Collecting 300 million tonnes of plastic waste
The “ReflexNG” project is specifically concerned with the recycling of used water sachets (pouches) via a pilot programme. “Through this programme, we want to show residents that it is possible to collect, recycle and reuse plastic,” says Dow. The company, in collaboration with Omnik and RecylePoints, will collect approximately 300 million pieces of waste as part of the “ReflexNG” project. The waste will then be sent to recycling facilities. A “viable” business case for the use of recyclates (resins made from recycled plastic) in non-food primary packaging applications will also be conducted.
In Nigeria, 19 per cent of the population does not have access to safe drinking water, the majority of which is in Lagos. To alleviate this problem, some people have been opting for water sachets in recent years, leading to pollution by plastic waste. Beyond collective sanitation actions, a change of mentality is needed. With this in mind, Dow and its local partners plan to raise awareness among residents as another component of the “ReflexNG” project. The project will also enable Nigeria’s small and medium-sized waste management enterprises (SMEs) to learn the principles of sustainability in order to improve their activities.
The role of stakeholders in the “ReflexNG” project
For the implementation of this waste management project in the city of Lagos, each partner will have its part to play.
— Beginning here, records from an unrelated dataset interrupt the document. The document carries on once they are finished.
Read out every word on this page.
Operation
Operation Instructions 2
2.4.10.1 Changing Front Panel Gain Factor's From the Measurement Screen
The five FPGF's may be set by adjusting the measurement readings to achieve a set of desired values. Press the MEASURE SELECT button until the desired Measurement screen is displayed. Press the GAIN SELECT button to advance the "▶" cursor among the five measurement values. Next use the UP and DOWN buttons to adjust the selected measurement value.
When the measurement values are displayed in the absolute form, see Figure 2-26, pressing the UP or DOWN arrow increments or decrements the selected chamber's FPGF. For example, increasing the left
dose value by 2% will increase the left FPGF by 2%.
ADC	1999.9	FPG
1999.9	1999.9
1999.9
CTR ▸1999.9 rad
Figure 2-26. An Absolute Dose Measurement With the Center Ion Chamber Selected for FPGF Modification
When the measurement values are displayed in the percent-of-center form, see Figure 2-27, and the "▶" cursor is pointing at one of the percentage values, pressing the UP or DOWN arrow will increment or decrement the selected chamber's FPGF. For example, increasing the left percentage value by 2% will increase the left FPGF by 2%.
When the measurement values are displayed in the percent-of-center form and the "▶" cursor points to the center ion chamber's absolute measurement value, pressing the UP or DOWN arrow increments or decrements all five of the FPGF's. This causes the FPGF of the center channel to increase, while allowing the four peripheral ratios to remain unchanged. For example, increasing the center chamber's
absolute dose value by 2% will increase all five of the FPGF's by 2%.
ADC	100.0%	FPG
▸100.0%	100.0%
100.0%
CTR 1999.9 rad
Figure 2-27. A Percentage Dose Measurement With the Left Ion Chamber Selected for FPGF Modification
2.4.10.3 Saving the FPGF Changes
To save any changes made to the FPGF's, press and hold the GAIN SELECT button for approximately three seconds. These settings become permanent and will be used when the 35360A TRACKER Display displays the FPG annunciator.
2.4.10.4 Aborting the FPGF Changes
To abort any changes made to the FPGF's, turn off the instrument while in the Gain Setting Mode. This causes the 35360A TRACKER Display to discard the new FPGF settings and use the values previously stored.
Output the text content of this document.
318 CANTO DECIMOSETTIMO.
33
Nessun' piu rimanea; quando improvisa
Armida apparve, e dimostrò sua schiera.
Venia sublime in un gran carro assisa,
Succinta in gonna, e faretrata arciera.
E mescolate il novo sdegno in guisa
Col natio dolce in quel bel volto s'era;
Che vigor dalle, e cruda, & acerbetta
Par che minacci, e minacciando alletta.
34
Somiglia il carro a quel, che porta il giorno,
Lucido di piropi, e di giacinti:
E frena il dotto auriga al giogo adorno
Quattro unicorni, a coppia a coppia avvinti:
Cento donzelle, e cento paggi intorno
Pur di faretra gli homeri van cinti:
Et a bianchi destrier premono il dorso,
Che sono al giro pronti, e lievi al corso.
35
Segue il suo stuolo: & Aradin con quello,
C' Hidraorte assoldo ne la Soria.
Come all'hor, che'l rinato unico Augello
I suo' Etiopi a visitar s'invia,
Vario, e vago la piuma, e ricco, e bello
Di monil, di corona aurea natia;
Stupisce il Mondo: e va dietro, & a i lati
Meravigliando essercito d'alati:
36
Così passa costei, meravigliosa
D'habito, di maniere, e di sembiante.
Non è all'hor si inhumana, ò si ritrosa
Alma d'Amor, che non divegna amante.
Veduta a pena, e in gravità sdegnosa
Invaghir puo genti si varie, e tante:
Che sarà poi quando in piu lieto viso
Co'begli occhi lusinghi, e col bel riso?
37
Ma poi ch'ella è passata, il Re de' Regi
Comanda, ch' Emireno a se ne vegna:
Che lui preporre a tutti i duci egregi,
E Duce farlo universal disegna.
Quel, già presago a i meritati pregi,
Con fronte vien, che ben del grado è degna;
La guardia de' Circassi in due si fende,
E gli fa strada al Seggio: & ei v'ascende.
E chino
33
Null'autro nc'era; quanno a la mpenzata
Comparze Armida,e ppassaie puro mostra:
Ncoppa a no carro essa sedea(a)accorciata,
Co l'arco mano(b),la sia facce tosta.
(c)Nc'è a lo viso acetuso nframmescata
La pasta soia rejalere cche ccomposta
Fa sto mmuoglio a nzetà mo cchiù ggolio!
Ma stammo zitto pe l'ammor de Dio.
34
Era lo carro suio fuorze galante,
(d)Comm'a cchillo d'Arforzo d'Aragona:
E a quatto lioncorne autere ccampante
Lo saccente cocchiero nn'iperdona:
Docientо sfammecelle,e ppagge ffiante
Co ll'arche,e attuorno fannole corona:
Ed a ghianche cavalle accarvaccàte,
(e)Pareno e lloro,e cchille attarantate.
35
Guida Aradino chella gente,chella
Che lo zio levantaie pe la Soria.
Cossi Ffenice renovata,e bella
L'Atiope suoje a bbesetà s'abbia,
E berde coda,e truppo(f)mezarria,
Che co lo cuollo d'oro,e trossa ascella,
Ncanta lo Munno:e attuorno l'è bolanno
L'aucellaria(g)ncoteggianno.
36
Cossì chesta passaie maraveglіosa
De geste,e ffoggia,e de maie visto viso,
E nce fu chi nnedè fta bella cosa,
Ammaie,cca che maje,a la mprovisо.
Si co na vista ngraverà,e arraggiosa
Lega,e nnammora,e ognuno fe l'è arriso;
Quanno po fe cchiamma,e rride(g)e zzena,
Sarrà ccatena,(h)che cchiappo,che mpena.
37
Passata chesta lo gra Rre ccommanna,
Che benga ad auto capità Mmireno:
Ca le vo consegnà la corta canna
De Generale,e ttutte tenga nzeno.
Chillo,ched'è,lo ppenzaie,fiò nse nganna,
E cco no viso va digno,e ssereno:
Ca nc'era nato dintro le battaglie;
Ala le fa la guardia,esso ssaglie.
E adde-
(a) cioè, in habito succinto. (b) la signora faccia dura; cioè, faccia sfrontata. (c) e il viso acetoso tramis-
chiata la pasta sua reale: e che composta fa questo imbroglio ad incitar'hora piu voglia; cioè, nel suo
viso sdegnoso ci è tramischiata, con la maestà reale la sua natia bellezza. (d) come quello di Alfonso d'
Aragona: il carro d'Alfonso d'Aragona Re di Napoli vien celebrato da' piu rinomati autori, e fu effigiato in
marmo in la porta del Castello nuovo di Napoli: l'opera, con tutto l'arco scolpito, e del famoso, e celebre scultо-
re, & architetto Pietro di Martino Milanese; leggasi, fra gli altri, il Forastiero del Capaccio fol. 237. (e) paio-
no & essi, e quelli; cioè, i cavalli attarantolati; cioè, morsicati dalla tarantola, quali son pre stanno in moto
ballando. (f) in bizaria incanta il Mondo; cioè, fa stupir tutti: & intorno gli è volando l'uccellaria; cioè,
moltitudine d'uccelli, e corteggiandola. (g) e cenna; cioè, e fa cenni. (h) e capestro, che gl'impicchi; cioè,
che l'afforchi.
Used water sachets will be collected by RecyclePoints, a waste management start-up using kiosks, a telephone application and collectors. “The kiosks serve as a focal point for the community to bring in waste in exchange for food, mobile phone credits, money and other useful items. The application is used to coordinate the collection from several points in the city,” says Dow. The collection aspect of the project is funded by Dow’s Impact Fund and will be expanded to other collection partners in a later phase.
Once the waste is collected, Omnik will be responsible for processing it into PCR (post-consumer recycling). “Currently, the first lots have been collected and sent to Dow’s packaging studios in Tarragona, Spain, where they will be analyzed and tested. Based on this evaluation, Dow and Omnik will work together to improve the properties of the recyclates so that they can be reused appropriately,” says Dow. Apart from waste treatment, Omnik has funded a stationary buy-back center, managed by RecyclePoints, at the Lagos State Ministry of Environment. The goal is to create a long-term infrastructure for plastic waste recovery. This will enable the setting up a “final warehouse” to deal with water sachets that are harmful to the environnement, while employing more than 200 waste collectors registered by RecyclePoints.
The Lagos Business School Sustainability Centre (LBS sustainability Centre) will act as a training partner. Currently, the LBS sustainability centre is organising a series of lectures on the circular economy and has partnered with Dow to train a group of 40 social entrepreneurs who currently have waste management companies in Nigeria. The aim is to ensure that the education and materials these entrepreneurs receive through the process will lead to the long-term sustainable collection of flexible packaging, particularly water sachets.